Thanks Siebe. On (3) the fund as we currently see it would indeed attempt to address both (e.g. via evaluation on both that FP would also do otherwise), but it's a useful distinction to make.

That sounds great! I find the arguments for giving (potentially much) later intriguing and underappreciated. (If I had to allocate a large amount of money myself, I'm not sure what I'd end up doing. But overall it seems good to me if there is at least the option to invest.) I'd be very excited for such a fund to exist - partly because I expect that setting it up and running it will provide a bunch of information on empirical questions relevant for deciding whether investing into such a fund beats giving now.

Some simple but possible consideration against patient philanthropy that comes to my mind are:

  • Monetary investments are not necessarily value neutral but might actively cause harm, potentially over long time horizons (e.g., investments contributing to climate change).

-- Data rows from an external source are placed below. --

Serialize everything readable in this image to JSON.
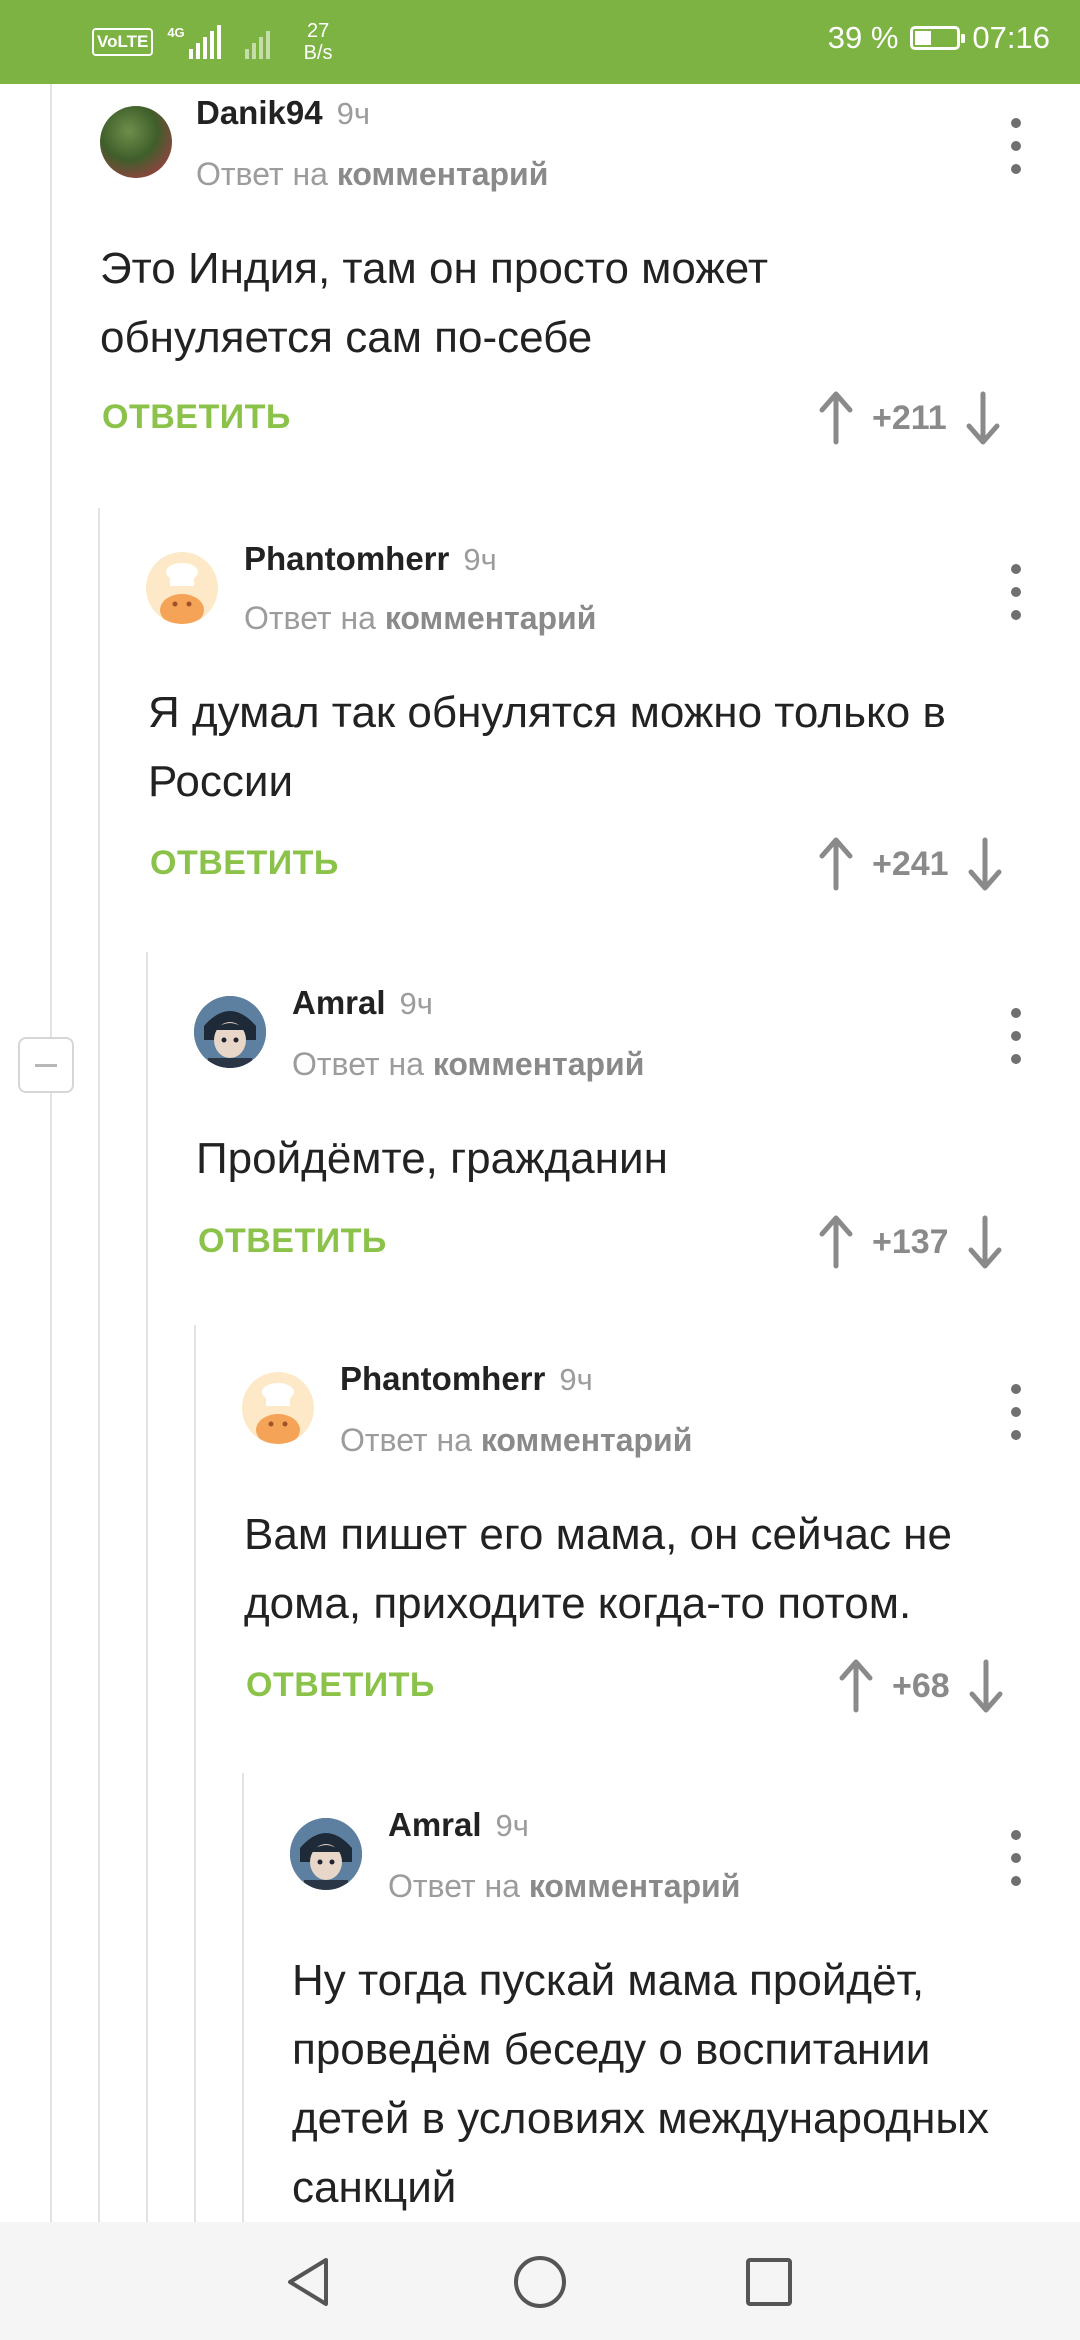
{
  "status_bar": {
    "volte": "VoLTE",
    "network_gen": "4G",
    "speed_value": "27",
    "speed_unit": "B/s",
    "battery_percent": "39 %",
    "battery_level": 0.39,
    "time": "07:16"
  },
  "labels": {
    "reply_to_prefix": "Ответ на",
    "reply_to_target": "комментарий",
    "reply_action": "ОТВЕТИТЬ"
  },
  "comments": [
    {
      "author": "Danik94",
      "time": "9ч",
      "body": "Это Индия, там он просто может обнуляется сам по-себе",
      "score": "+211"
    },
    {
      "author": "Phantomherr",
      "time": "9ч",
      "body": "Я думал так обнулятся можно только в России",
      "score": "+241"
    },
    {
      "author": "Amral",
      "time": "9ч",
      "body": "Пройдёмте, гражданин",
      "score": "+137"
    },
    {
      "author": "Phantomherr",
      "time": "9ч",
      "body": "Вам пишет его мама, он сейчас не дома, приходите когда-то потом.",
      "score": "+68"
    },
    {
      "author": "Amral",
      "time": "9ч",
      "body": "Ну тогда пускай мама пройдёт, проведём беседу о воспитании детей в условиях международных санкций",
      "score": ""
    }
  ],
  "colors": {
    "accent": "#7cb342",
    "reply_green": "#8bc34a",
    "muted_text": "#9c9c9c"
  }
}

How do you account for this possible "mortage" of letting things run without taking action?
  • Climate change is a good example for a problem that could have been solved most effectively with early but heavy investment. How do you guard against missing those opportunities if your general strategy is to "wait things out"? If there is no pressure to "show results" overall results in general are going to depend very much on the estimates of the fund managers which is a crucial failure mode.
  • What is the actual value of having loads of money in the bank? There seem to be severe limits on how much money can effectively been used in a short time frame (without resorting to things like large indiscriminate payouts which are most likely not the most effective use of money). It already doesn't seem to make sense to spend too much even if your goal is to get rid of money (see OpenPhil). Thus, it seems like we actually have to invest in capacity building to be able to effectively absorb more funding in the future - this is somewhat contradictory to an explicitly patient perspective. I think this even holds somewhat for catastrophes which have been mentioned elsewhere. Good preparation is likely to be cheaper than getting out the checkbook at the last minute (e.g., see Taiwans response to Covid, climate change).

That's not to say that it seems not worthwhile to explore ways that one can profit from patience but I would personally prefer a term like "wise philanthropy" as a more appropriate goal that respects a more holistic perspective.

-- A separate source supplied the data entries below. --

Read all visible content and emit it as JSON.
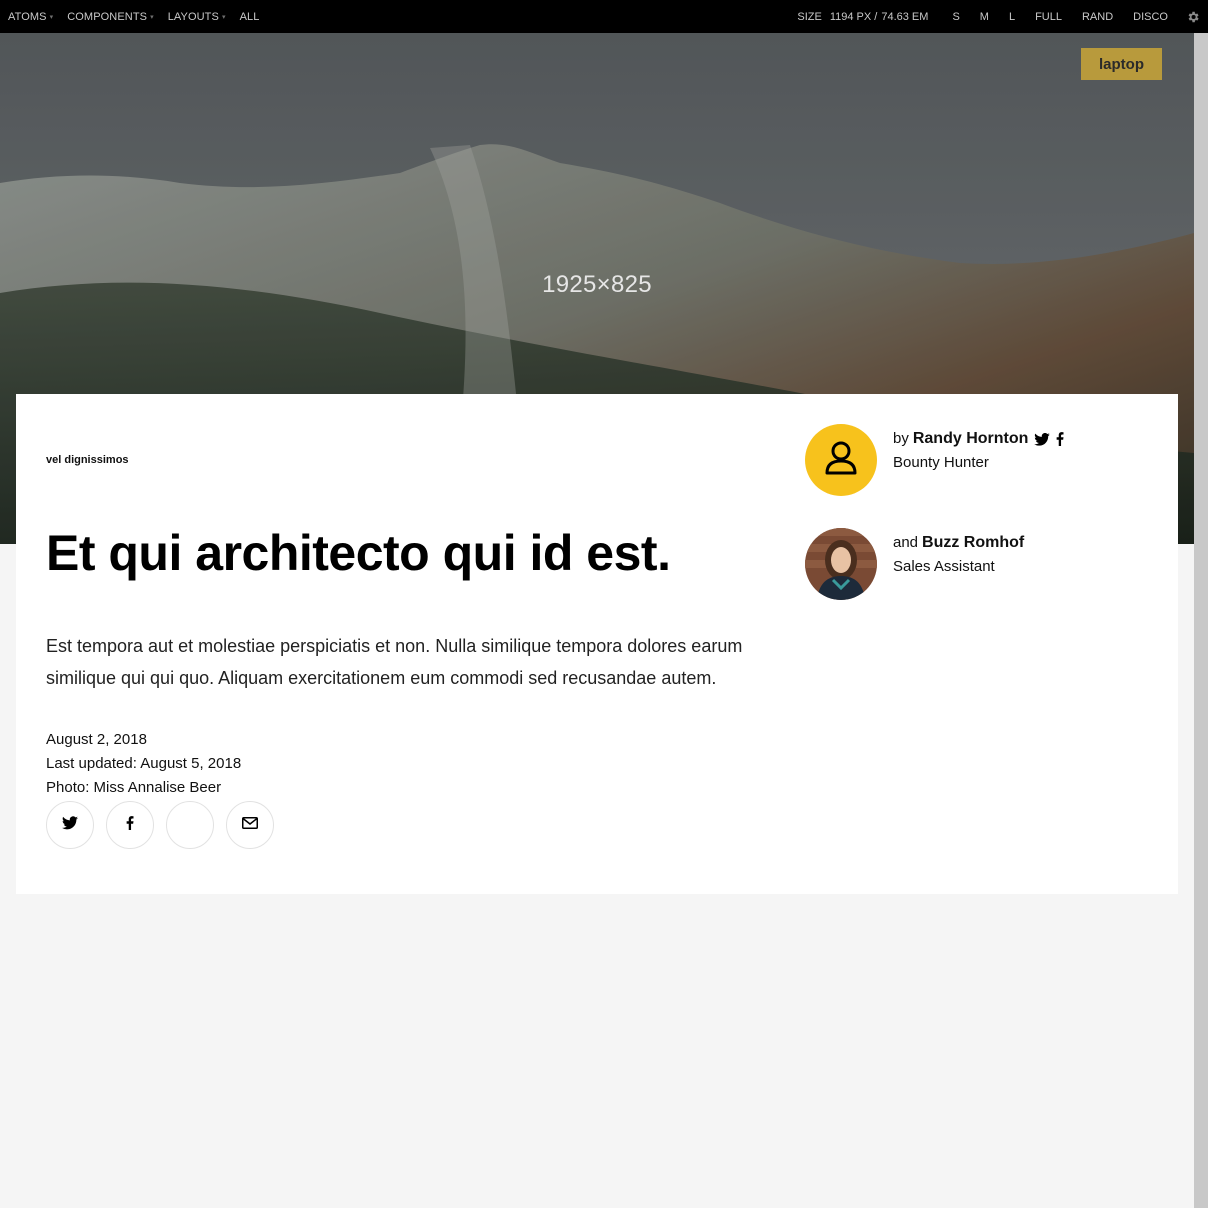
{
  "toolbar": {
    "nav": [
      {
        "label": "ATOMS",
        "caret": "▾"
      },
      {
        "label": "COMPONENTS",
        "caret": "▾"
      },
      {
        "label": "LAYOUTS",
        "caret": "▾"
      },
      {
        "label": "ALL",
        "caret": ""
      }
    ],
    "size_label": "SIZE",
    "size_px": "1194 PX /",
    "size_em": "74.63 EM",
    "viewport_buttons": [
      "S",
      "M",
      "L",
      "FULL",
      "RAND",
      "DISCO"
    ],
    "settings_icon": "gear-icon"
  },
  "hero": {
    "caption": "1925×825",
    "badge": "laptop"
  },
  "article": {
    "kicker": "vel dignissimos",
    "headline": "Et qui architecto qui id est.",
    "dek": "Est tempora aut et molestiae perspiciatis et non. Nulla similique tempora dolores earum similique qui qui quo. Aliquam exercitationem eum commodi sed recusandae autem.",
    "published": "August 2, 2018",
    "updated": "Last updated: August 5, 2018",
    "photo_credit": "Photo: Miss Annalise Beer",
    "share_icons": [
      "twitter-icon",
      "facebook-icon",
      "blank",
      "email-icon"
    ]
  },
  "authors": [
    {
      "prefix": "by",
      "name": "Randy Hornton",
      "role": "Bounty Hunter",
      "avatar": "user-placeholder-icon",
      "social": [
        "twitter-icon",
        "facebook-icon"
      ]
    },
    {
      "prefix": "and",
      "name": "Buzz Romhof",
      "role": "Sales Assistant",
      "avatar": "photo"
    }
  ],
  "colors": {
    "toolbar_bg": "#000000",
    "badge_bg": "#b89a3c",
    "avatar_yellow": "#f7c21c",
    "page_bg": "#f5f5f5"
  }
}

These are excellent questions to ask. I’m more sceptical about the three main points than you.

In terms of “pure time preference”, the data shows that the real risk-free rate typically ranges from -1% to +2% and is below that range (i.e. less than -1%), so in the long-run it is minimal and in the short-term it is not there at all.

In terms of the “risk premium”, you can deduce (through a hypothetical portfolio of long S&P 500 forward, short US Treasury) that the risk premium is an argument for selling risk to those who are more risk-averse, but not an argument for waiting. In my post on it, I show how the risk premium is a price for selling risk, not a return on patience.

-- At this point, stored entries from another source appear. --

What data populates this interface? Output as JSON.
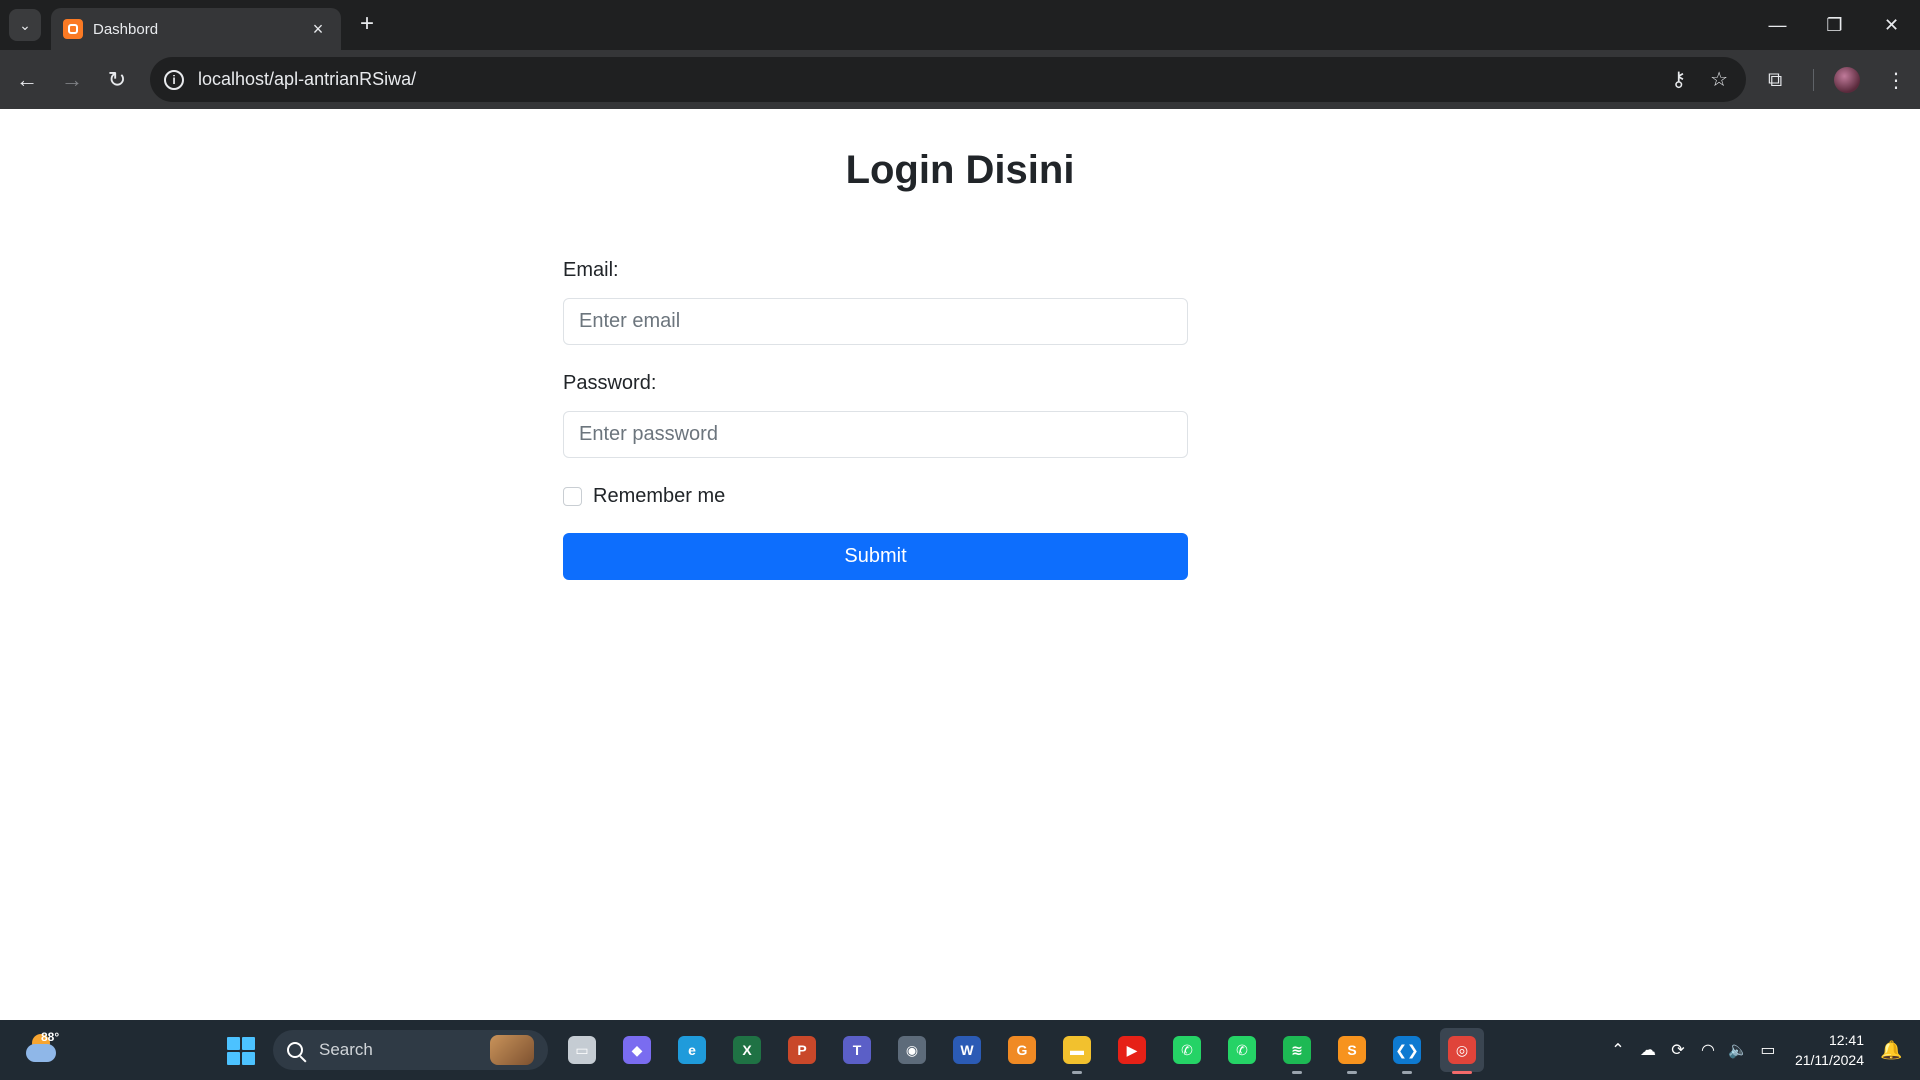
{
  "browser": {
    "tab_title": "Dashbord",
    "new_tab_label": "+",
    "url": "localhost/apl-antrianRSiwa/"
  },
  "page": {
    "title": "Login Disini",
    "email_label": "Email:",
    "email_placeholder": "Enter email",
    "email_value": "",
    "password_label": "Password:",
    "password_placeholder": "Enter password",
    "password_value": "",
    "remember_label": "Remember me",
    "remember_checked": false,
    "submit_label": "Submit"
  },
  "taskbar": {
    "weather_temp": "88°",
    "search_label": "Search",
    "apps": [
      {
        "name": "file-manager-icon",
        "color": "#c5ccd3",
        "glyph": "▭"
      },
      {
        "name": "copilot-icon",
        "color": "#7a6cf0",
        "glyph": "◆"
      },
      {
        "name": "edge-icon",
        "color": "#1f9bdb",
        "glyph": "e"
      },
      {
        "name": "excel-icon",
        "color": "#1f7244",
        "glyph": "X"
      },
      {
        "name": "powerpoint-icon",
        "color": "#c9482a",
        "glyph": "P"
      },
      {
        "name": "teams-icon",
        "color": "#5b5fc7",
        "glyph": "T"
      },
      {
        "name": "camera-icon",
        "color": "#5d6b7a",
        "glyph": "◉"
      },
      {
        "name": "word-icon",
        "color": "#2b5bb5",
        "glyph": "W"
      },
      {
        "name": "pdf-editor-icon",
        "color": "#f08a24",
        "glyph": "G"
      },
      {
        "name": "file-explorer-icon",
        "color": "#f2c12e",
        "glyph": "▬"
      },
      {
        "name": "youtube-icon",
        "color": "#e62117",
        "glyph": "▶"
      },
      {
        "name": "whatsapp-icon",
        "color": "#25d366",
        "glyph": "✆"
      },
      {
        "name": "whatsapp-business-icon",
        "color": "#25d366",
        "glyph": "✆"
      },
      {
        "name": "spotify-icon",
        "color": "#1db954",
        "glyph": "≋"
      },
      {
        "name": "sublime-text-icon",
        "color": "#f7931e",
        "glyph": "S"
      },
      {
        "name": "vscode-icon",
        "color": "#0e7ad1",
        "glyph": "❮❯"
      },
      {
        "name": "chrome-icon",
        "color": "#e0443a",
        "glyph": "◎"
      }
    ],
    "time": "12:41",
    "date": "21/11/2024"
  }
}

Finally, “more time to learn and get better” is only relevant if you are thinking about it from a personal rather than system lens. New technologies get cheaper over time only because humanity learns from doing. DVD players were very expensive when the first came out. They became cheaper because the world got better at making DVD Players. As volumes increased, so did scale economies. As manufacturers got experienced in the process, efficiency went up. As supply chains reconfigured to produce the relevant components, those components became cheaper. However, most of this would not have happened if DVD players had not been launched. The same has happened with distribution of mosquito nets and deworming. As EA charities have grown, they have got more experienced, learnt from mistakes and developed supply chains. The price has come down. If I had delayed my donations, I would have been able to buy more nets, but only because somebody else was paying more for them early on while the infrastructure was being built.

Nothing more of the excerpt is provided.